Nick Winston’s production also raises questions in some of its decision making. Why is so much of Justin Williams’ set design static, leaving the stage feeling so cluttered? In a show about the power of music, how can you have so many people climbing on a piano?! Why have accomplished pianist Yong play Kōsei’s solos but have Kobayashi mime Kaori’s violin-playing (Akiko Ishikawa subs in onstage beautifully)? Not treating the roles the same is notable. And in a show that owes so much to manga, how can there be so little visual representation of that iconic visual style, particularly in Dan Light’s video?

Yong and Kobayashi battle valiantly to inject real emotion into all the melodrama but being directed to belt so much of their singing, little of their overwrought teenage angst comes over as anything genuinely moving. Dean John-Wilson and Rachel Clare Chan as their pals Ryota and Tsubaki manage more stage presence with their severely underwritten lead supporting parts and ironically, it is Ernest Stroud and Ericka Posadas who cut through most with their small but impactful interjections as Takeshi and Emi, amusing rivals to Kōsei.

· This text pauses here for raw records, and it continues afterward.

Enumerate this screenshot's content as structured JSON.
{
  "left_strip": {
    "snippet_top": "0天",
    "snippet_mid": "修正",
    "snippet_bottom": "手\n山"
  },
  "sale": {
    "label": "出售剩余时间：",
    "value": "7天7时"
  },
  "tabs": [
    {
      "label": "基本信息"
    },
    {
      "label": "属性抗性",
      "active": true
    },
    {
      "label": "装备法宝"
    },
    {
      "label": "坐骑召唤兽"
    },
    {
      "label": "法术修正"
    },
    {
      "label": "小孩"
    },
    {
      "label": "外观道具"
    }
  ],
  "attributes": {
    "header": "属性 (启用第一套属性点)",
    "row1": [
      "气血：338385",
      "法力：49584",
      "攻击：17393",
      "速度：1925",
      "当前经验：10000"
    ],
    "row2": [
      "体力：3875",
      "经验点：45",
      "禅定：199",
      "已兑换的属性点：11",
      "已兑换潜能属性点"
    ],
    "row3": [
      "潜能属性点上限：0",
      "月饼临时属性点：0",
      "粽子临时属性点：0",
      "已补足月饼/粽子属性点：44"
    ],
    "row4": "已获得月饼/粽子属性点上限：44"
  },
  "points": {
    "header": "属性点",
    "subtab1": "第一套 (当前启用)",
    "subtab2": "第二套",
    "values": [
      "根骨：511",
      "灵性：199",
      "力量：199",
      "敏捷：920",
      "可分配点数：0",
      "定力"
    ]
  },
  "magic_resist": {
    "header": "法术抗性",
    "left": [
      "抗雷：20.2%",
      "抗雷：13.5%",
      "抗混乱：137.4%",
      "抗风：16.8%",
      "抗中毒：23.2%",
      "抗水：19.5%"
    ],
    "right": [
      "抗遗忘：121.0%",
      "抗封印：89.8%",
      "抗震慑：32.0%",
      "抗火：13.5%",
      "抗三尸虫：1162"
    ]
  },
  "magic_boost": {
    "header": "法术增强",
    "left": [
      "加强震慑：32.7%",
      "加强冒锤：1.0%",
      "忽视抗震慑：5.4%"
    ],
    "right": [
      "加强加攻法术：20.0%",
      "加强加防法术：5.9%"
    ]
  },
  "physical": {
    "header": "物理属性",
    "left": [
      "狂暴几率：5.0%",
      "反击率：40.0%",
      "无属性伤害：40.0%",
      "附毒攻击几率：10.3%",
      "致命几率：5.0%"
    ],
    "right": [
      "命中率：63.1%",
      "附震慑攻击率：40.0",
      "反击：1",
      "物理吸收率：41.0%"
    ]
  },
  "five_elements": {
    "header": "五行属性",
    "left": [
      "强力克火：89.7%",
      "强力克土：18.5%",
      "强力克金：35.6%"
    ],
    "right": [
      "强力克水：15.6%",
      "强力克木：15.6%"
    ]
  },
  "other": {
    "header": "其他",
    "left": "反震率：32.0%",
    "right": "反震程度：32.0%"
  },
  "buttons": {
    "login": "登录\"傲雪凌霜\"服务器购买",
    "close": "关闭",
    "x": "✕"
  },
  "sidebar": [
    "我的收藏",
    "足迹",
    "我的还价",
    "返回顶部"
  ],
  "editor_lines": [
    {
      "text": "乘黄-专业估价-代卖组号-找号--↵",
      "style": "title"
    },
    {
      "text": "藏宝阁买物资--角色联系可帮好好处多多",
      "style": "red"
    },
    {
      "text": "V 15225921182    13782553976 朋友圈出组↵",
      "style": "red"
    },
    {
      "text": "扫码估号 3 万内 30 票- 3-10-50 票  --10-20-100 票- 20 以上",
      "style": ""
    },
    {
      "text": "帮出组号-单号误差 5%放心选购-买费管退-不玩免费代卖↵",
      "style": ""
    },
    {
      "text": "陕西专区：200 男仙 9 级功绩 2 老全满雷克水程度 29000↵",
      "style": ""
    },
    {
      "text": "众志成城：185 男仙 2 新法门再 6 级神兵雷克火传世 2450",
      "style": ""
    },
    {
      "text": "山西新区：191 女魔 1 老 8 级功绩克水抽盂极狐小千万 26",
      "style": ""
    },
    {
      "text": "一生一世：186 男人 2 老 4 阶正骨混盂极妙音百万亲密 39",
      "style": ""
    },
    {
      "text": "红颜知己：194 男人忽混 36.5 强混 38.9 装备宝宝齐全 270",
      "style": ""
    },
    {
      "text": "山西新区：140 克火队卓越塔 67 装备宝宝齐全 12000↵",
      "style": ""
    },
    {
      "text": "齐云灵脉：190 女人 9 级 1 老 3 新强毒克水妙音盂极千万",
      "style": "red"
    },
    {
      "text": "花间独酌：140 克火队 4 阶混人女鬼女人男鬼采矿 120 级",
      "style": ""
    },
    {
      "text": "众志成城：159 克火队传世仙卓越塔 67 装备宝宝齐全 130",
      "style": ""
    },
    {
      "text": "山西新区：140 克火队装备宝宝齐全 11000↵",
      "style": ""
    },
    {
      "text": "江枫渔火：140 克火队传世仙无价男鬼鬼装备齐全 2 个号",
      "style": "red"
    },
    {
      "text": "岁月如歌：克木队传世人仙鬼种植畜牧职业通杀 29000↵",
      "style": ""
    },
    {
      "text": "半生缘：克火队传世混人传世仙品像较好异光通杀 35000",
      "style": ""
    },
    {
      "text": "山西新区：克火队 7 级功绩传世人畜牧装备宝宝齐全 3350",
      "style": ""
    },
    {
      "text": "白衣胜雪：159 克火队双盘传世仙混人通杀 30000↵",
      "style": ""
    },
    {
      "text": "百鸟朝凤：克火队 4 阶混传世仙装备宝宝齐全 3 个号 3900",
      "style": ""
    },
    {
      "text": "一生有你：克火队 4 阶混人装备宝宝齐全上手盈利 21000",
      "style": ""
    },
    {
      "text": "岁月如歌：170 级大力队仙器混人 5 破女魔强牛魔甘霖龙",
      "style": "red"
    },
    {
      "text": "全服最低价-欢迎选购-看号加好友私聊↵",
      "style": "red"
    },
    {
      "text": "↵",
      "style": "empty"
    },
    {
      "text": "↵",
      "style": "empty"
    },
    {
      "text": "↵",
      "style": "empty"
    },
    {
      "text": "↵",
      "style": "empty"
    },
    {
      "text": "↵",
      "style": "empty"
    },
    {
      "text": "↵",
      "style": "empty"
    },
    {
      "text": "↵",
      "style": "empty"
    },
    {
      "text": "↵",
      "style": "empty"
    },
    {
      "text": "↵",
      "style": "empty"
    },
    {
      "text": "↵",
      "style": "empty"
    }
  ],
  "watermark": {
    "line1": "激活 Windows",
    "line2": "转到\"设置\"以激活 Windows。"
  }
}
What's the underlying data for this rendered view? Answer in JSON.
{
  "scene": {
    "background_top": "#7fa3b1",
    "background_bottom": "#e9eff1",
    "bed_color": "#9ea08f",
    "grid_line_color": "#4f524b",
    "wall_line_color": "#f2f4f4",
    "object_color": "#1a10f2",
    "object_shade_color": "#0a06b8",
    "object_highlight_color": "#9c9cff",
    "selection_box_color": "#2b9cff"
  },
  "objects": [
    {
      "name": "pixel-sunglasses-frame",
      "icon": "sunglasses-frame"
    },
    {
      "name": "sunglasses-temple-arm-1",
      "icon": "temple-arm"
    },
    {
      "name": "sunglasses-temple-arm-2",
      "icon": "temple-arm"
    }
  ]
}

There’s hints of potential for something magical here but on this evidence, I’m not sure Your Lie in April makes the case for the marriage of manga and musical theatre. I do write as a complete newbie to manga but I can only respond to what was in front of me, an aesthetic that felt, looked and sounded closer to US high school teen drama rather than the spirit of Japan that I was expecting.